From the beginning of his 30-plus-year career, pianist/keyboardist Marc Cary has had an uncanny knack for sounding like the future. This holds true on Life Lessons, even as a significant part of the album meditates on Cary’s past—the juxtaposition of which makes it all the more intriguing.
Admittedly, much of this comes from Cary’s fluency on electronic keyboards. The layers of synth on “Phase 2,” combined with Diego Joaquin Ramirez’s thumping drums, might as well emanate from an underground dance club. Still, the Fender Rhodes is not the newfangled contraption Cary makes it sound like on his mellow, fraught “It’s Not a Good Day to Die,” and the Moog bass Dan Chmielinski plays on that track is all but a museum piece. Yet at all times they sound fresh and advanced.

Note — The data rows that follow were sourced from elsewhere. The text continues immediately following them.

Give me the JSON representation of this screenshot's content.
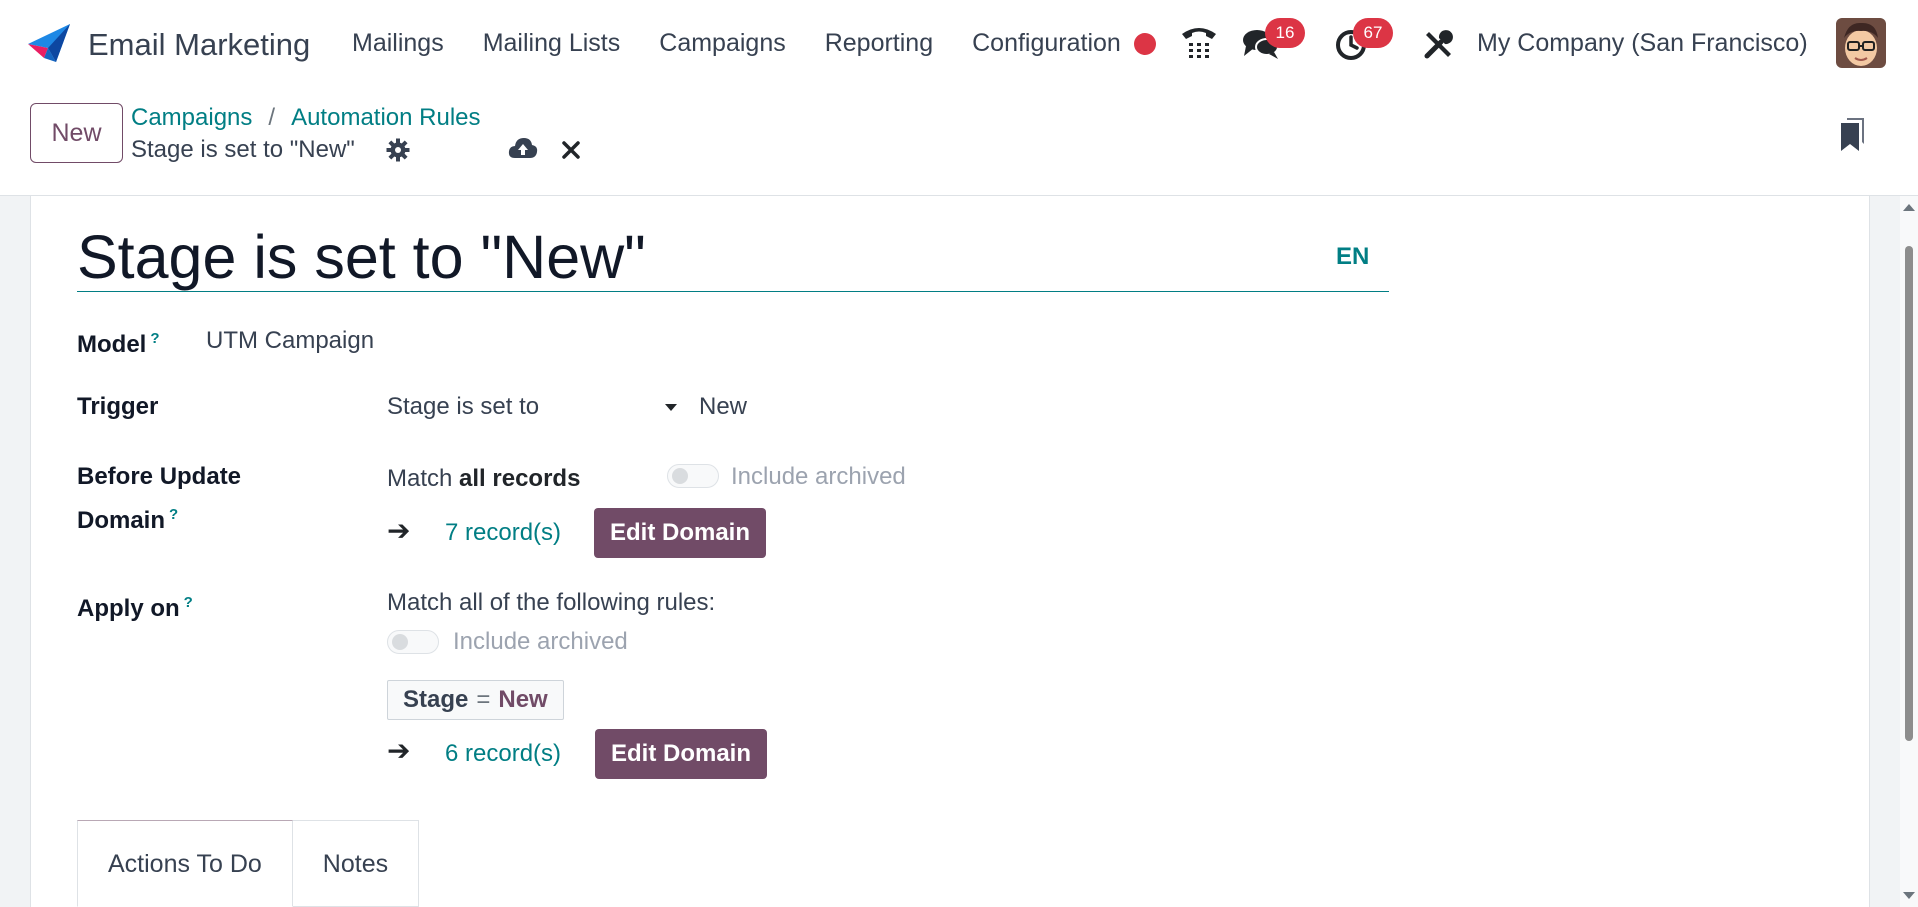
{
  "navbar": {
    "app_name": "Email Marketing",
    "menu": [
      "Mailings",
      "Mailing Lists",
      "Campaigns",
      "Reporting",
      "Configuration"
    ],
    "messages_count": "16",
    "activities_count": "67",
    "company": "My Company (San Francisco)",
    "icons": [
      "brand-logo-icon",
      "phone-icon",
      "chat-icon",
      "clock-icon",
      "tools-icon",
      "avatar"
    ],
    "colors": {
      "badge": "#dc3545",
      "recording": "#dc3545"
    }
  },
  "control_panel": {
    "new_label": "New",
    "breadcrumb": [
      "Campaigns",
      "Automation Rules"
    ],
    "breadcrumb_separator": "/",
    "current": "Stage is set to \"New\"",
    "icons": [
      "gear-icon",
      "cloud-upload-icon",
      "discard-icon",
      "bookmark-icon"
    ]
  },
  "form": {
    "title": "Stage is set to \"New\"",
    "lang": "EN",
    "model_label": "Model",
    "model_value": "UTM Campaign",
    "trigger_label": "Trigger",
    "trigger_value": "Stage is set to",
    "trigger_target": "New",
    "before_update_label_line1": "Before Update",
    "before_update_label_line2": "Domain",
    "before_match_prefix": "Match",
    "before_match_bold": "all records",
    "include_archived": "Include archived",
    "before_records": "7 record(s)",
    "edit_domain": "Edit Domain",
    "apply_on_label": "Apply on",
    "apply_match_text": "Match all of the following rules:",
    "rule_field": "Stage",
    "rule_operator": "=",
    "rule_value": "New",
    "apply_records": "6 record(s)",
    "help_marker": "?",
    "colors": {
      "primary": "#714b67",
      "link": "#017e84"
    }
  },
  "tabs": [
    {
      "label": "Actions To Do",
      "active": true
    },
    {
      "label": "Notes",
      "active": false
    }
  ]
}
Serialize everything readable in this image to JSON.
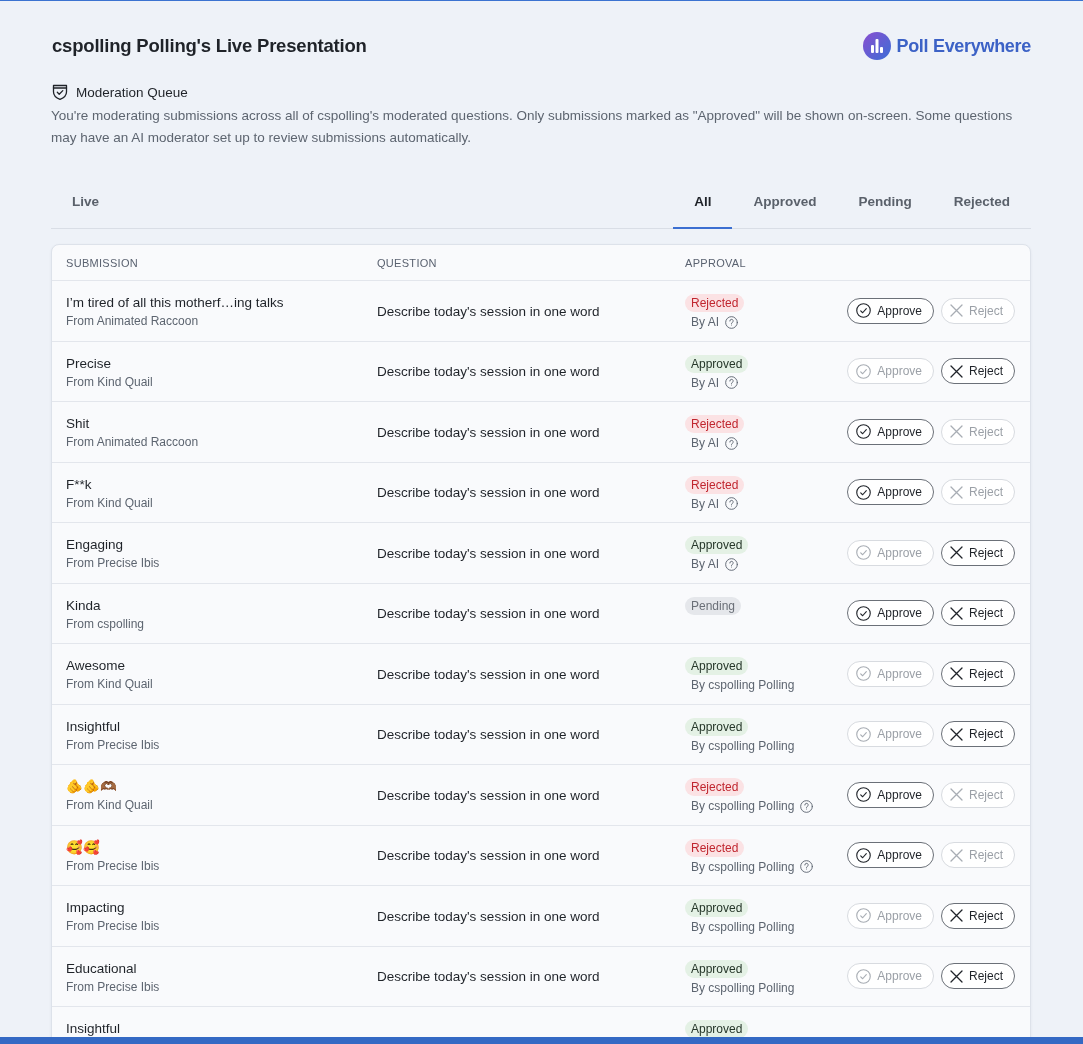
{
  "header": {
    "title": "cspolling Polling's Live Presentation",
    "logo_text": "Poll Everywhere"
  },
  "queue": {
    "heading": "Moderation Queue",
    "description": "You're moderating submissions across all of cspolling's moderated questions. Only submissions marked as \"Approved\" will be shown on-screen. Some questions may have an AI moderator set up to review submissions automatically."
  },
  "view_tab": {
    "label": "Live",
    "selected": false
  },
  "filter_tabs": [
    {
      "label": "All",
      "selected": true
    },
    {
      "label": "Approved",
      "selected": false
    },
    {
      "label": "Pending",
      "selected": false
    },
    {
      "label": "Rejected",
      "selected": false
    }
  ],
  "table": {
    "columns": [
      "SUBMISSION",
      "QUESTION",
      "APPROVAL"
    ],
    "rows": [
      {
        "submission": "I’m tired of all this motherf…ing talks",
        "author": "From Animated Raccoon",
        "question": "Describe today's session in one word",
        "status": {
          "kind": "rejected",
          "label": "Rejected"
        },
        "moderator": {
          "text": "By AI",
          "help": true
        },
        "buttons": [
          {
            "kind": "approve",
            "label": "Approve",
            "disabled": false
          },
          {
            "kind": "reject",
            "label": "Reject",
            "disabled": true
          }
        ]
      },
      {
        "submission": "Precise",
        "author": "From Kind Quail",
        "question": "Describe today's session in one word",
        "status": {
          "kind": "approved",
          "label": "Approved"
        },
        "moderator": {
          "text": "By AI",
          "help": true
        },
        "buttons": [
          {
            "kind": "approve",
            "label": "Approve",
            "disabled": true
          },
          {
            "kind": "reject",
            "label": "Reject",
            "disabled": false
          }
        ]
      },
      {
        "submission": "Shit",
        "author": "From Animated Raccoon",
        "question": "Describe today's session in one word",
        "status": {
          "kind": "rejected",
          "label": "Rejected"
        },
        "moderator": {
          "text": "By AI",
          "help": true
        },
        "buttons": [
          {
            "kind": "approve",
            "label": "Approve",
            "disabled": false
          },
          {
            "kind": "reject",
            "label": "Reject",
            "disabled": true
          }
        ]
      },
      {
        "submission": "F**k",
        "author": "From Kind Quail",
        "question": "Describe today's session in one word",
        "status": {
          "kind": "rejected",
          "label": "Rejected"
        },
        "moderator": {
          "text": "By AI",
          "help": true
        },
        "buttons": [
          {
            "kind": "approve",
            "label": "Approve",
            "disabled": false
          },
          {
            "kind": "reject",
            "label": "Reject",
            "disabled": true
          }
        ]
      },
      {
        "submission": "Engaging",
        "author": "From Precise Ibis",
        "question": "Describe today's session in one word",
        "status": {
          "kind": "approved",
          "label": "Approved"
        },
        "moderator": {
          "text": "By AI",
          "help": true
        },
        "buttons": [
          {
            "kind": "approve",
            "label": "Approve",
            "disabled": true
          },
          {
            "kind": "reject",
            "label": "Reject",
            "disabled": false
          }
        ]
      },
      {
        "submission": "Kinda",
        "author": "From cspolling",
        "question": "Describe today's session in one word",
        "status": {
          "kind": "pending",
          "label": "Pending"
        },
        "buttons": [
          {
            "kind": "approve",
            "label": "Approve",
            "disabled": false
          },
          {
            "kind": "reject",
            "label": "Reject",
            "disabled": false
          }
        ]
      },
      {
        "submission": "Awesome",
        "author": "From Kind Quail",
        "question": "Describe today's session in one word",
        "status": {
          "kind": "approved",
          "label": "Approved"
        },
        "moderator": {
          "text": "By cspolling Polling",
          "help": false
        },
        "buttons": [
          {
            "kind": "approve",
            "label": "Approve",
            "disabled": true
          },
          {
            "kind": "reject",
            "label": "Reject",
            "disabled": false
          }
        ]
      },
      {
        "submission": "Insightful",
        "author": "From Precise Ibis",
        "question": "Describe today's session in one word",
        "status": {
          "kind": "approved",
          "label": "Approved"
        },
        "moderator": {
          "text": "By cspolling Polling",
          "help": false
        },
        "buttons": [
          {
            "kind": "approve",
            "label": "Approve",
            "disabled": true
          },
          {
            "kind": "reject",
            "label": "Reject",
            "disabled": false
          }
        ]
      },
      {
        "submission": "🫵🫵🫶🏾",
        "author": "From Kind Quail",
        "question": "Describe today's session in one word",
        "status": {
          "kind": "rejected",
          "label": "Rejected"
        },
        "moderator": {
          "text": "By cspolling Polling",
          "help": true
        },
        "buttons": [
          {
            "kind": "approve",
            "label": "Approve",
            "disabled": false
          },
          {
            "kind": "reject",
            "label": "Reject",
            "disabled": true
          }
        ]
      },
      {
        "submission": "🥰🥰",
        "author": "From Precise Ibis",
        "question": "Describe today's session in one word",
        "status": {
          "kind": "rejected",
          "label": "Rejected"
        },
        "moderator": {
          "text": "By cspolling Polling",
          "help": true
        },
        "buttons": [
          {
            "kind": "approve",
            "label": "Approve",
            "disabled": false
          },
          {
            "kind": "reject",
            "label": "Reject",
            "disabled": true
          }
        ]
      },
      {
        "submission": "Impacting",
        "author": "From Precise Ibis",
        "question": "Describe today's session in one word",
        "status": {
          "kind": "approved",
          "label": "Approved"
        },
        "moderator": {
          "text": "By cspolling Polling",
          "help": false
        },
        "buttons": [
          {
            "kind": "approve",
            "label": "Approve",
            "disabled": true
          },
          {
            "kind": "reject",
            "label": "Reject",
            "disabled": false
          }
        ]
      },
      {
        "submission": "Educational",
        "author": "From Precise Ibis",
        "question": "Describe today's session in one word",
        "status": {
          "kind": "approved",
          "label": "Approved"
        },
        "moderator": {
          "text": "By cspolling Polling",
          "help": false
        },
        "buttons": [
          {
            "kind": "approve",
            "label": "Approve",
            "disabled": true
          },
          {
            "kind": "reject",
            "label": "Reject",
            "disabled": false
          }
        ]
      },
      {
        "submission": "Insightful",
        "status": {
          "kind": "approved",
          "label": "Approved"
        }
      }
    ]
  }
}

“It’s Not a Good Day to Die” has been in Cary’s book for 20 years, written in memory of Amadou Diallo’s 1999 death. Elsewhere, he revisits the music of his late mentor Abbey Lincoln (“And It’s Supposed to Be Love,” “Learning How to Listen”) and friend Roy Hargrove (“Trust”). Yet even “Learning,” a gospel-tinged ballad that’s as “classic jazz” as it gets, seems to skirt the edges, with Cary’s lustrous piano chords betraying a kind of urgency and solos by himself and Chmielinski (here on more traditional upright bass) ever on the lookout for new, if subtle, groove possibilities. Then there’s “It’s Tricky,” a jaw-dropping stew of Monk, Waller, and swing-meets-fractal-math rhythms that makes one hope his colleagues Jason Moran and Vijay Iyer are taking notes.
While it has all this, the album doesn’t emphasize technical flash. Cary is full of emotional profundity, as on “Dreamlike” and the solemn “God Is Love.” That he can also simultaneously look backward and forward makes Life Lessons a thing to behold.